While this is not answer to what you actually ask, it's the answer I would actually give. It's too complex for a comment.
Just because you can create a type that is an array of a composite type consisting of an integer and a range type, and even create aggregate functions on top of that ... does not mean it's a good idea to do it.

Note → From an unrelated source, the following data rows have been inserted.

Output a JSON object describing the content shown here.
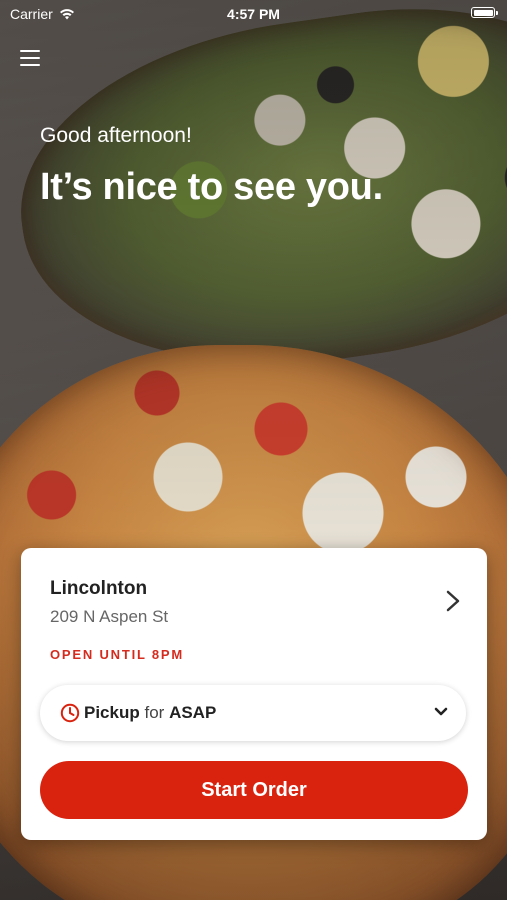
{
  "status_bar": {
    "carrier": "Carrier",
    "time": "4:57 PM"
  },
  "header": {
    "menu_icon": "hamburger-menu-icon",
    "greeting": "Good afternoon!",
    "headline": "It’s nice to see you."
  },
  "location": {
    "name": "Lincolnton",
    "address": "209 N Aspen St",
    "hours": "OPEN UNTIL 8PM"
  },
  "order_type": {
    "icon": "clock-icon",
    "method": "Pickup",
    "connector": "for",
    "time": "ASAP"
  },
  "actions": {
    "start_order_label": "Start Order"
  },
  "colors": {
    "accent": "#d9230f",
    "hours_text": "#d52b1e"
  }
}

It is much simper, faster, less error prone and requires less disk space to implement integerTT
as actual table :
CREATE tbl (
tbl_id serial PRIMARY KEY
, batch_id int -- to wrap a set of "integerTS"
, val integer -- your "integerTS" decomposed
, p tsrange -- your "integerTS" decomposed
);
And then write plain SQL queries with existing (much faster) aggregate functions.